Até meados de outubro, mais de 435.000 migrantes tinham feito a viagem perigosa através da selva de Darién neste ano, sendo cerca de 23% deles menores de idade, de acordo com o Serviço Nacional de Imigração do Panamá.
O Estreito de Darién testemunhou um influxo diário de 2.000 a 3.000 migrantes em maio, informou a Cruz Vermelha na época.
Caminho legal
Em julho, o Departamento de Segurança Interna dos EUA lançou um novo programa com o objetivo de proporcionar uma via legal para certos centro-americanos e colombianos entrarem nos Estados Unidos, dissuadindo assim potenciais migrantes de viagens perigosas para atravessar ilegalmente a fronteira sul dos EUA.

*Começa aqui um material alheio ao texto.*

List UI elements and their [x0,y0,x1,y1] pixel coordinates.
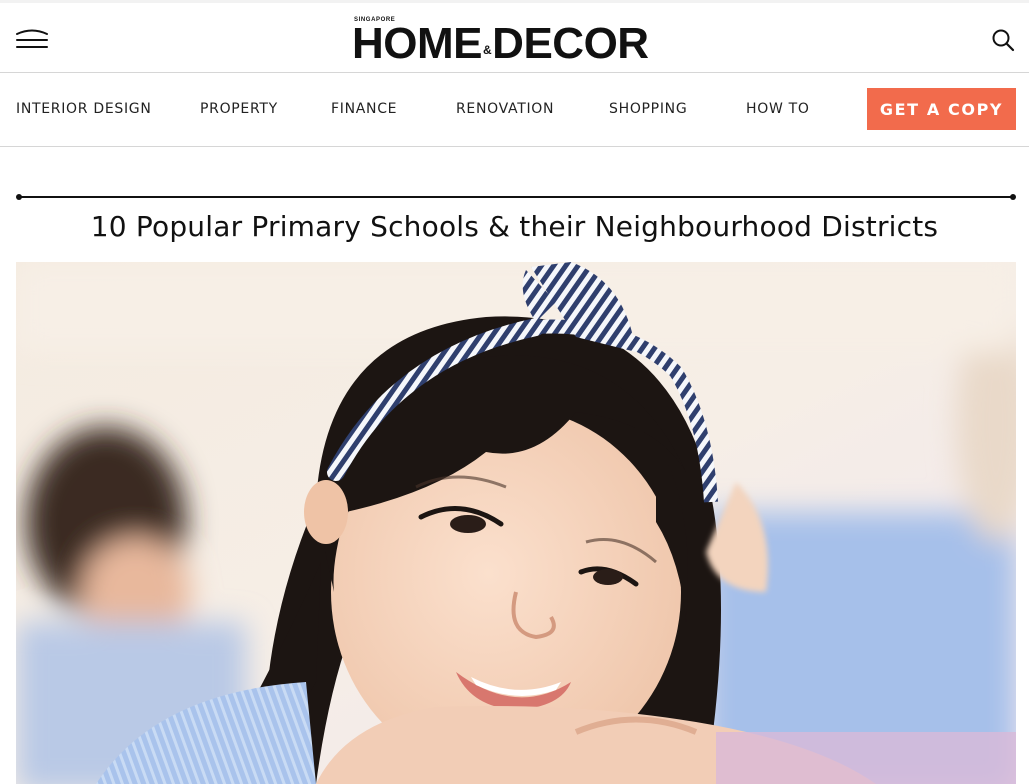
main-nav: INTERIOR DESIGN PROPERTY FINANCE RENOVAT… [0,73,1029,147]
nav-item-finance[interactable]: FINANCE [331,101,397,117]
site-header: SINGAPORE HOME&DECOR [0,3,1029,73]
divider-dot-left [16,194,22,200]
logo-word-home: HOME [352,19,483,68]
hero-illustration [16,262,1016,784]
page: SINGAPORE HOME&DECOR INTERIOR DESIGN PRO… [0,0,1029,784]
nav-item-interior-design[interactable]: INTERIOR DESIGN [16,101,152,117]
menu-button[interactable] [15,25,49,51]
nav-item-property[interactable]: PROPERTY [200,101,278,117]
article-title: 10 Popular Primary Schools & their Neigh… [90,210,939,243]
nav-item-shopping[interactable]: SHOPPING [609,101,687,117]
title-divider [16,194,1016,200]
logo-word-decor: DECOR [492,19,649,68]
logo-wordmark: HOME&DECOR [352,22,649,66]
nav-item-renovation[interactable]: RENOVATION [456,101,554,117]
logo-ampersand: & [483,43,492,58]
nav-item-how-to[interactable]: HOW TO [746,101,810,117]
search-button[interactable] [989,26,1017,54]
hero-image [16,262,1016,784]
search-icon [992,29,1015,52]
site-logo[interactable]: SINGAPORE HOME&DECOR [350,13,690,66]
get-a-copy-button[interactable]: GET A COPY [867,88,1016,130]
hamburger-icon [16,29,48,48]
divider-dot-right [1010,194,1016,200]
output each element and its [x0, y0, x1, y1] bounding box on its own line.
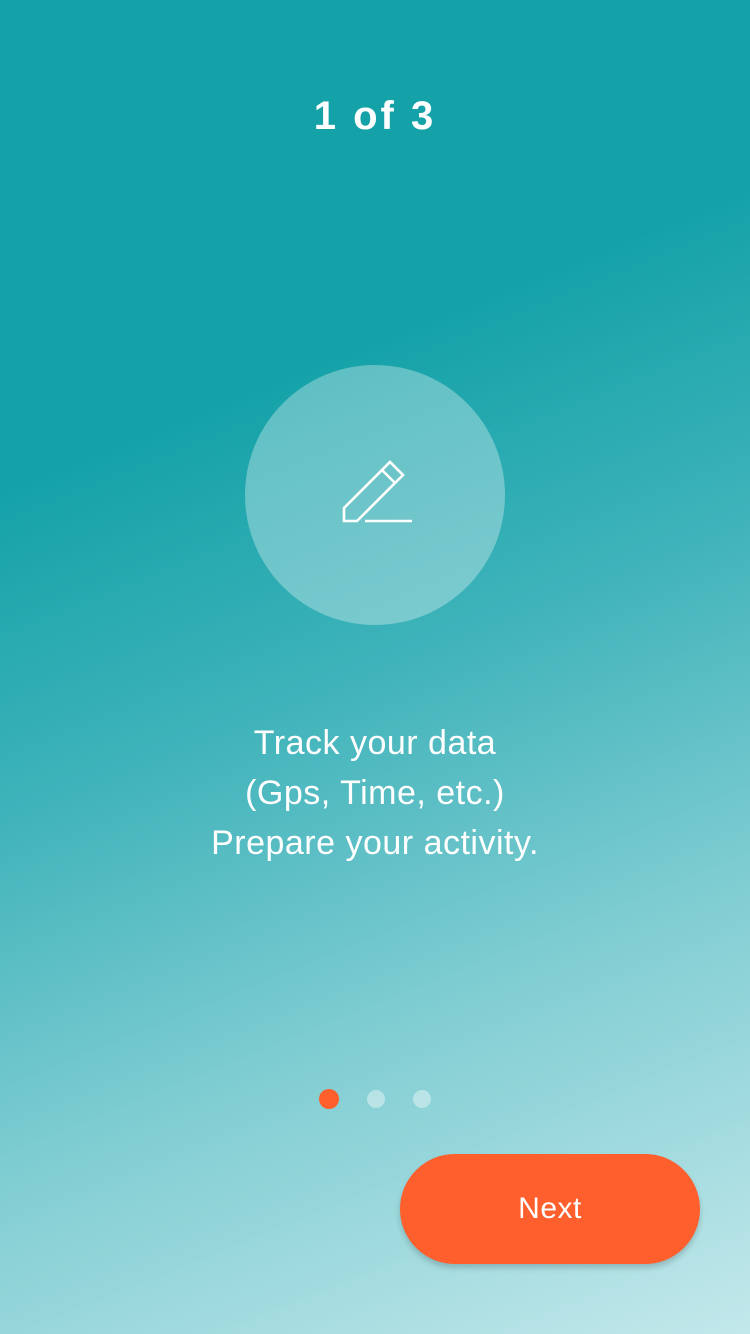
next-button-label: Next: [518, 1192, 582, 1225]
description-line: (Gps, Time, etc.): [245, 774, 505, 812]
description-line: Track your data: [253, 724, 497, 762]
pencil-icon: [342, 460, 412, 523]
onboarding-description: Track your data (Gps, Time, etc.) Prepar…: [0, 718, 750, 868]
page-dot-2[interactable]: [367, 1090, 385, 1108]
page-indicator: [0, 1089, 750, 1109]
next-button[interactable]: Next: [400, 1154, 700, 1264]
description-line: Prepare your activity.: [211, 824, 539, 862]
step-indicator: 1 of 3: [313, 94, 437, 138]
feature-icon-circle: [245, 365, 505, 625]
page-dot-3[interactable]: [413, 1090, 431, 1108]
page-dot-1[interactable]: [319, 1089, 339, 1109]
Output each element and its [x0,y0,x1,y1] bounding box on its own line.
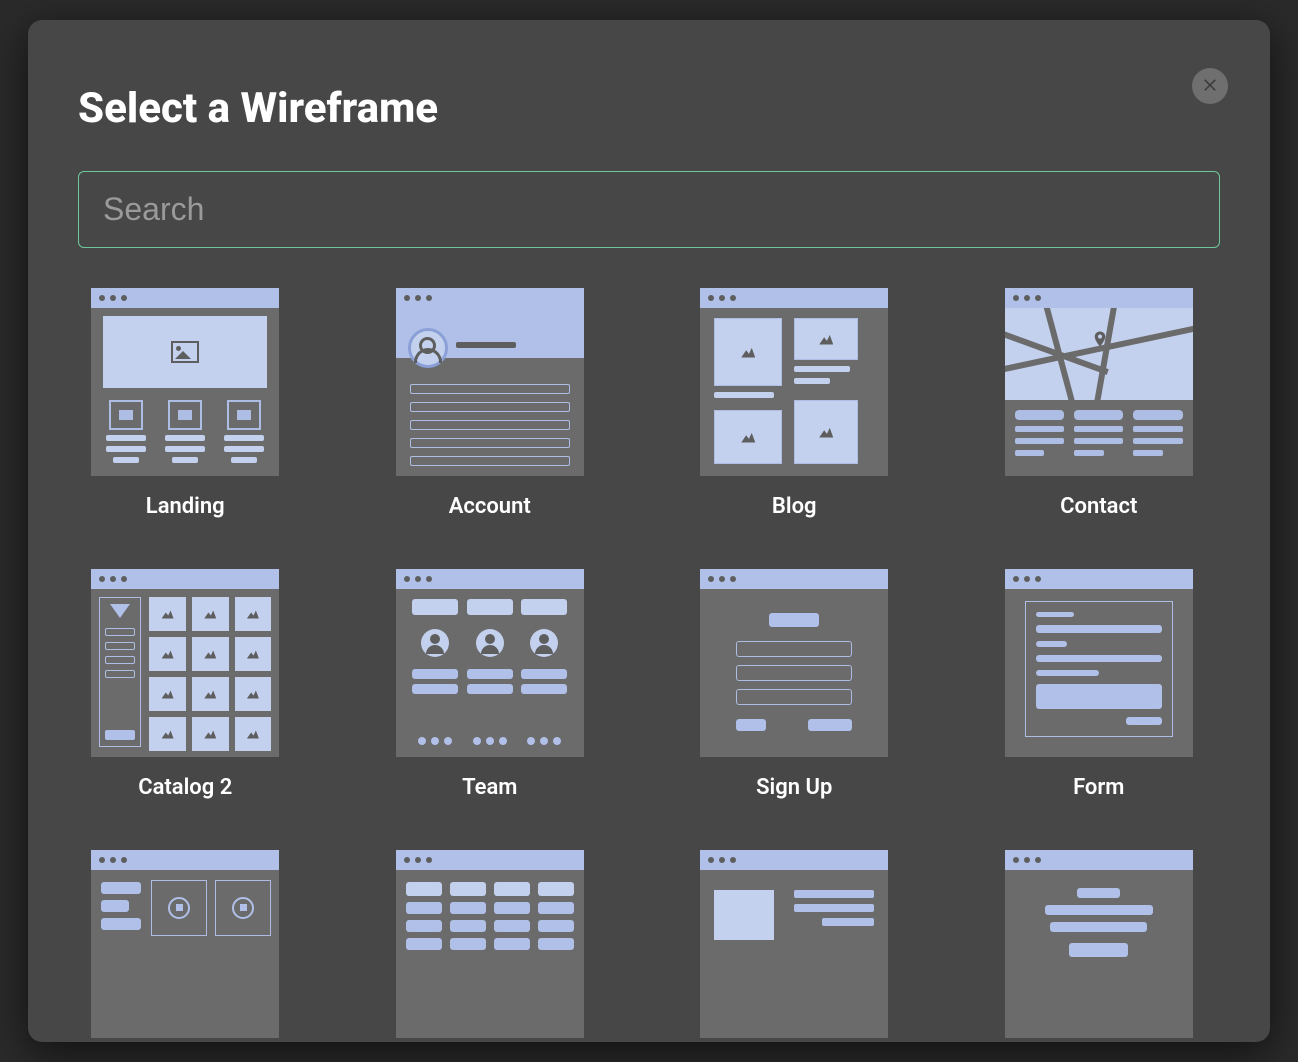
filter-icon [110,604,130,618]
wireframe-card-extra-3[interactable] [687,850,902,1038]
wireframe-label: Account [449,494,531,519]
wireframe-label: Landing [146,494,225,519]
image-icon [171,341,199,363]
map-pin-icon [1091,326,1109,352]
wireframe-label: Blog [772,494,817,519]
wireframe-card-account[interactable]: Account [383,288,598,519]
wireframe-thumbnail [91,850,279,1038]
wireframe-label: Sign Up [756,775,832,800]
wireframe-card-landing[interactable]: Landing [78,288,293,519]
wireframe-thumbnail [1005,569,1193,757]
wireframe-thumbnail [91,569,279,757]
wireframe-card-blog[interactable]: Blog [687,288,902,519]
wireframe-thumbnail [700,288,888,476]
close-button[interactable] [1192,68,1228,104]
modal-title: Select a Wireframe [78,84,1220,133]
wireframe-thumbnail [700,850,888,1038]
wireframe-thumbnail [700,569,888,757]
wireframe-card-extra-4[interactable] [992,850,1207,1038]
wireframe-card-contact[interactable]: Contact [992,288,1207,519]
wireframe-thumbnail [396,288,584,476]
wireframe-card-form[interactable]: Form [992,569,1207,800]
wireframe-card-signup[interactable]: Sign Up [687,569,902,800]
wireframe-label: Form [1073,775,1124,800]
wireframe-thumbnail [396,569,584,757]
wireframe-label: Catalog 2 [138,775,232,800]
wireframe-label: Contact [1060,494,1137,519]
wireframe-card-catalog2[interactable]: Catalog 2 [78,569,293,800]
wireframe-card-extra-2[interactable] [383,850,598,1038]
wireframe-thumbnail [91,288,279,476]
wireframe-label: Team [462,775,517,800]
person-icon [421,629,449,657]
wireframe-selector-modal: Select a Wireframe Landing [28,20,1270,1042]
wireframe-thumbnail [1005,288,1193,476]
search-input[interactable] [78,171,1220,248]
wireframe-thumbnail [1005,850,1193,1038]
person-icon [530,629,558,657]
wireframe-grid: Landing Account [78,288,1206,1043]
person-icon [476,629,504,657]
close-icon [1201,75,1219,97]
wireframe-card-extra-1[interactable] [78,850,293,1038]
wireframe-thumbnail [396,850,584,1038]
wireframe-card-team[interactable]: Team [383,569,598,800]
wireframe-grid-scroll[interactable]: Landing Account [78,288,1220,1043]
avatar-icon [408,328,448,368]
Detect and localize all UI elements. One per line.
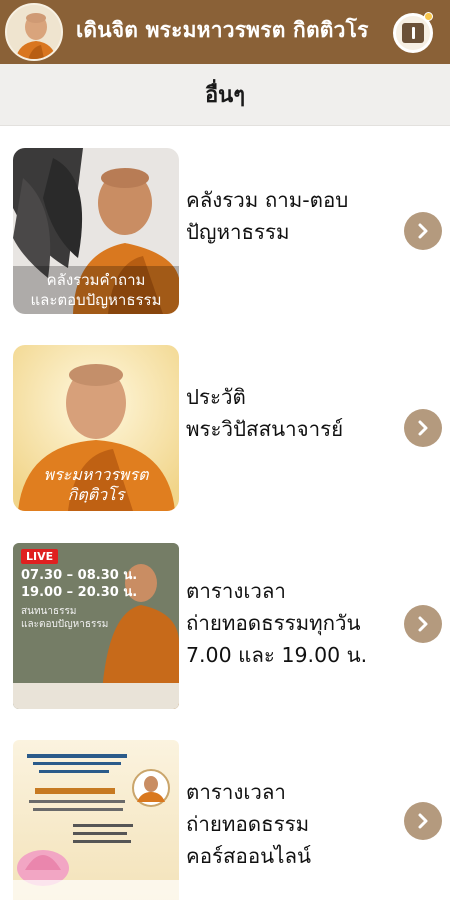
item-title: คลังรวม ถาม-ตอบ ปัญหาธรรม xyxy=(186,188,349,244)
list-item-live-schedule[interactable]: LIVE 07.30 – 08.30 น. 19.00 – 20.30 น. ส… xyxy=(0,543,450,715)
chevron-right-icon[interactable] xyxy=(404,802,442,840)
app-header: เดินจิต พระมหาวรพรต กิตติวโร xyxy=(0,0,450,64)
menu-icon xyxy=(402,23,424,43)
list-item-biography[interactable]: พระมหาวรพรต กิตฺติวโร ประวัติ พระวิปัสสน… xyxy=(0,345,450,517)
app-title: เดินจิต พระมหาวรพรต กิตติวโร xyxy=(76,18,369,42)
section-title: อื่นๆ xyxy=(204,83,246,108)
chevron-right-icon[interactable] xyxy=(404,605,442,643)
chevron-right-icon[interactable] xyxy=(404,409,442,447)
monk-leaf-thumbnail: คลังรวมคำถาม และตอบปัญหาธรรม xyxy=(13,148,179,314)
thumb-caption: พระมหาวรพรต กิตฺติวโร xyxy=(43,465,149,504)
broadcast-times: 07.30 – 08.30 น. 19.00 – 20.30 น. xyxy=(21,568,138,600)
item-title: ตารางเวลา ถ่ายทอดธรรม คอร์สออนไลน์ xyxy=(186,780,312,868)
live-badge: LIVE xyxy=(21,549,59,564)
thumb-caption: คลังรวมคำถาม และตอบปัญหาธรรม xyxy=(30,271,162,309)
list-item-online-course[interactable]: ตารางเวลา ถ่ายทอดธรรม คอร์สออนไลน์ xyxy=(0,740,450,900)
list-item-qa-archive[interactable]: คลังรวมคำถาม และตอบปัญหาธรรม คลังรวม ถาม… xyxy=(0,148,450,320)
section-header: อื่นๆ xyxy=(0,64,450,126)
item-title: ตารางเวลา ถ่ายทอดธรรมทุกวัน 7.00 และ 19.… xyxy=(186,579,368,667)
notification-dot xyxy=(424,12,433,21)
monk-avatar-icon xyxy=(5,3,63,61)
live-broadcast-thumbnail: LIVE 07.30 – 08.30 น. 19.00 – 20.30 น. ส… xyxy=(13,543,179,709)
item-title: ประวัติ พระวิปัสสนาจารย์ xyxy=(186,385,344,441)
online-course-poster-thumbnail xyxy=(13,740,179,900)
monk-portrait-thumbnail: พระมหาวรพรต กิตฺติวโร xyxy=(13,345,179,511)
menu-button[interactable] xyxy=(393,12,433,53)
chevron-right-icon[interactable] xyxy=(404,212,442,250)
broadcast-subtitle: สนทนาธรรม และตอบปัญหาธรรม xyxy=(21,606,109,630)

A iniciativa permite que migrantes elegíveis de Colômbia, El Salvador, Guatemala e Honduras viajem para os Estados Unidos por via aérea, mediante o cumprimento de critérios específicos -- como ter parentes que sejam cidadãos dos EUA ou residentes legais com pedidos de visto apresentados em seu nome, para obter autorizações de trabalho do governo.
As autoridades ampliaram o programa de liberdade condicional para admitir uma quota mensal de até 30.000 indivíduos de Cuba, Haiti, Nicarágua e Venezuela que contem com patrocinadores nos EUA.
Também foi implementado um sistema para processar dezenas de milhares de requerentes de asilo que estão no México. Isso é facilitado por meio de um aplicativo governamental de celular chamado CBP One, que permite aos indivíduos agendar atendimentos para ingresso nos Estados Unidos.